Allerdings dürft ihr euch jetzt keine Ozeane inmitten des Gesteins vorstellen. Wasserstoff und Sauerstoff (H₂O) bleiben zwar zusammen, werden aber in die Struktur des Bridgmanit-Kristalls eingebaut.
Zu diesen Erkenntnissen gelangten die Forscher durch Experimente mit einer Art Hochofen aus Diamanten. Sie stellten hier drin die Bedingungen nach, wie sie vor 4,5 Milliarden Jahren im unteren Mantel der glutflüssigen Erde herrschten.

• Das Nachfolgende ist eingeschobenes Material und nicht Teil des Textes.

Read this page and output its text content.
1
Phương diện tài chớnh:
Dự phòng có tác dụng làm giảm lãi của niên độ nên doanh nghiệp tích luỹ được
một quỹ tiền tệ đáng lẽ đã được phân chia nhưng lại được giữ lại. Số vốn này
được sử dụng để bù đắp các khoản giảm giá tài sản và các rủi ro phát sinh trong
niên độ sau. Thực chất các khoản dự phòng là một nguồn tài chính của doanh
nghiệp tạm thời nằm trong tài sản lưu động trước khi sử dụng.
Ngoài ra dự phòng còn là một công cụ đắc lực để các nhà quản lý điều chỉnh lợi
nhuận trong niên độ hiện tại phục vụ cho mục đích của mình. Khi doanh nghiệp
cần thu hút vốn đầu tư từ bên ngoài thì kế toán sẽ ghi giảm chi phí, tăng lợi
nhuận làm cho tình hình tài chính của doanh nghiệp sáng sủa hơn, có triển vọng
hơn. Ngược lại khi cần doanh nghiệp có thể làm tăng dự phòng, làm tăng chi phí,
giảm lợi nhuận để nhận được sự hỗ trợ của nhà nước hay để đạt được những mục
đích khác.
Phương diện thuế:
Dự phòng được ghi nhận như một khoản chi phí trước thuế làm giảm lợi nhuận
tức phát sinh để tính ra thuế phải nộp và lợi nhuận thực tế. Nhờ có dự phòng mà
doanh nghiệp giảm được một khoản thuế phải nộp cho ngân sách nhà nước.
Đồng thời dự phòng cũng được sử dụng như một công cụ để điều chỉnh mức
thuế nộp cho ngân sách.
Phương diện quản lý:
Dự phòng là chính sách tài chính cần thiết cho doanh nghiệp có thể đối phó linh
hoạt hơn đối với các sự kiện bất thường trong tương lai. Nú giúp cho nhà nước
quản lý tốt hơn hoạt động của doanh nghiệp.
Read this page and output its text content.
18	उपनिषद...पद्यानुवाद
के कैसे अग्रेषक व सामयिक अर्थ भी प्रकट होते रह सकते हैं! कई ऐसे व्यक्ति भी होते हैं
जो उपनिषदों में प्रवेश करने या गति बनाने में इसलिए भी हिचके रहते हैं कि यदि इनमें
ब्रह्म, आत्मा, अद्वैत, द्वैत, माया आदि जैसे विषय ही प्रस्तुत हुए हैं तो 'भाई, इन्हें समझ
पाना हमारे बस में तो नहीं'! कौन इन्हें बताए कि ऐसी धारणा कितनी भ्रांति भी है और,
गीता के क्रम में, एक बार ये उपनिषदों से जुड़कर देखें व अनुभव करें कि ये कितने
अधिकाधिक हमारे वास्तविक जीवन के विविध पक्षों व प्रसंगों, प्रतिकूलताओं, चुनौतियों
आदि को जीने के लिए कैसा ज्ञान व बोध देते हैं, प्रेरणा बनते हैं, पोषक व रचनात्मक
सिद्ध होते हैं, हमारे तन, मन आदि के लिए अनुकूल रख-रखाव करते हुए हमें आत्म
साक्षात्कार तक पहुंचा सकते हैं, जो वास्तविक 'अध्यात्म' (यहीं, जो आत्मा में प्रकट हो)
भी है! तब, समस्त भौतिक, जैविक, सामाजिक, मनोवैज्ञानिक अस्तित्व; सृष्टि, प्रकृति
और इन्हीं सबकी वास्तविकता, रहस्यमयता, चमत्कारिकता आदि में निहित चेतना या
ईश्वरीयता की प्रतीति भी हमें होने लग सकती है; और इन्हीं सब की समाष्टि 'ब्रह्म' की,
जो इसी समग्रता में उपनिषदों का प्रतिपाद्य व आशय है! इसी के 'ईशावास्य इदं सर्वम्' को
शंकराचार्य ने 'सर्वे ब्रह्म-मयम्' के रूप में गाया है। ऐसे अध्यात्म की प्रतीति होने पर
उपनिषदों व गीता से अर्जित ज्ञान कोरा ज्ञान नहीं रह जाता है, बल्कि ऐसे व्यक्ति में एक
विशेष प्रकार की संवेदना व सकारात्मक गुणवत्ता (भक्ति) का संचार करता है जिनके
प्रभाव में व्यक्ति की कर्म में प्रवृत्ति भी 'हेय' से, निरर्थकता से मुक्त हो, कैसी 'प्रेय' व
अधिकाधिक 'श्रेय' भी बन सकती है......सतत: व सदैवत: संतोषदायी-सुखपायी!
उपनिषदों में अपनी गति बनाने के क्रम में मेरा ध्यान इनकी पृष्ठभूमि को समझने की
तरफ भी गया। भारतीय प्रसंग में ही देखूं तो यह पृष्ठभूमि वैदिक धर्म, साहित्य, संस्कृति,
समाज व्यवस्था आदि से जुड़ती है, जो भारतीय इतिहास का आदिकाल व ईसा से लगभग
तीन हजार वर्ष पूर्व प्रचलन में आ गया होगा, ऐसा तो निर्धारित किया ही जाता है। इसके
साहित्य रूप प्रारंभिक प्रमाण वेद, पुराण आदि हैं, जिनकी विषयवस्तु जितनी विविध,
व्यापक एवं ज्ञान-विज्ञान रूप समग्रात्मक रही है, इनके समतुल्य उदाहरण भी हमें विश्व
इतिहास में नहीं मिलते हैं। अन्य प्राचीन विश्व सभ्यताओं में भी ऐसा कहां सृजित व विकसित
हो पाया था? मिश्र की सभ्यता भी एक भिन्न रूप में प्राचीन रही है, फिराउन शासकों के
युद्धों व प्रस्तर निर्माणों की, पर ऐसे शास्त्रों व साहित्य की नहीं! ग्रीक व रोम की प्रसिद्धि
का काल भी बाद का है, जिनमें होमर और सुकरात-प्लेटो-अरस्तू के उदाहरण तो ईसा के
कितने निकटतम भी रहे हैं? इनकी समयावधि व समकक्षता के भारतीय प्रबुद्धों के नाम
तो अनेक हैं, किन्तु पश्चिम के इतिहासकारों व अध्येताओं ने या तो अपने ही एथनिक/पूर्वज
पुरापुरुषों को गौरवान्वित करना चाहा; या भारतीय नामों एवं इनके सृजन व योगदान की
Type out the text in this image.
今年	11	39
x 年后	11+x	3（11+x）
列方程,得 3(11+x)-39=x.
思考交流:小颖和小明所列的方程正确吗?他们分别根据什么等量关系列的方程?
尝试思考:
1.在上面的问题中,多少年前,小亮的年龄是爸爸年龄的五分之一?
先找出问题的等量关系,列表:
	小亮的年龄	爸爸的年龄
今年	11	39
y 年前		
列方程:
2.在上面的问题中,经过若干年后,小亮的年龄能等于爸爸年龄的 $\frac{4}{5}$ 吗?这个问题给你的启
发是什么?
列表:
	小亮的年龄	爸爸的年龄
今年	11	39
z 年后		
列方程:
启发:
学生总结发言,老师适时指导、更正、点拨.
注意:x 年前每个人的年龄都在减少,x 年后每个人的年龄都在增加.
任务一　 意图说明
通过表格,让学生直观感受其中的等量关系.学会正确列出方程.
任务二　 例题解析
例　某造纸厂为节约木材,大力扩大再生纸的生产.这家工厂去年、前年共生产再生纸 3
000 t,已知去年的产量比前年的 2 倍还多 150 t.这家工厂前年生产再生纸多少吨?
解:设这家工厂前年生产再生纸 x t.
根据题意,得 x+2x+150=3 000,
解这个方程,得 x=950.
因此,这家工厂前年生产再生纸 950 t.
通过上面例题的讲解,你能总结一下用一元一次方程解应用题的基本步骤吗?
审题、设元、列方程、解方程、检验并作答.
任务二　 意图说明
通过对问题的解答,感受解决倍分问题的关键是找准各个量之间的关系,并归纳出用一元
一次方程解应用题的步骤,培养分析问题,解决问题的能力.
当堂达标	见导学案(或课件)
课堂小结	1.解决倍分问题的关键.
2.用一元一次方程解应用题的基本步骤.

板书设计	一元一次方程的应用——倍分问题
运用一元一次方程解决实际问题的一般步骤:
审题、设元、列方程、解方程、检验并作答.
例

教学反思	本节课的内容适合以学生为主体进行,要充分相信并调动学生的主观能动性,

Unter extremen Druck und bei Temperatur, beobachteten sie ihre jugendliche Minierde, wie sie Wasser ein bunkerte. Die Ergebnisse lassen sich laut Studie weitgehend auf die Erde als Ganzes übertragen und sie widersprechen älteren Annahmen und Modellen, die von einem nahezu wasserfreien Erdmantel ausgehen.
Zurück an die Oberfläche
Mit der Zeit halfen Plattentektonik und Vulkane dabei, das heutige Oberflächenwasser empor zu transportieren. An der Oberfläche geriet es in den uns schon lange vertrauten Kreislauf zwischen Atmosphäre, Gewässern und Böden – mit gelegentlichen Abstechern in Eiskappen.
Derweil vermuten einige Wissenschaftler einen ähnlichen – wenn auch anders entstandenen – Wasserspeicher im Mantel des Mars. Eine Studie legt dar, dass er ausreiche, um den roten Planeten einen Kilometer hoch mit einem Ozean zu bedecken. Wir haben mit Expertinnen über die These gesprochen.
Wirklich mit eigenen Augen sehen oder auch nur mit Sensoren messen, können wir solche Tiefen wahrscheinlich niemals. Die tiefste Bohrung reicht zwölf Kilometer hinab, in Russland auf der Kola-Halbinsel im hohen Norden.
Selbst mit modernster Technik – wie den ersten in Deutschland entwickelten Laserbohrverfahren – lassen Druck und Temperatur sogar die härtesten Metalle kapitulieren.
Begonnen hatte sie einst wie alle Planeten als zähflüssige Magmakugel, doch in ihren Untiefen geschah das Wunder der Geochemie: Auch dank des Speicherminerals Bridgmanit zeigt sich die Erde heute so, wie wir sie kennen: als das blaue Juwel unseres Sonnensystems.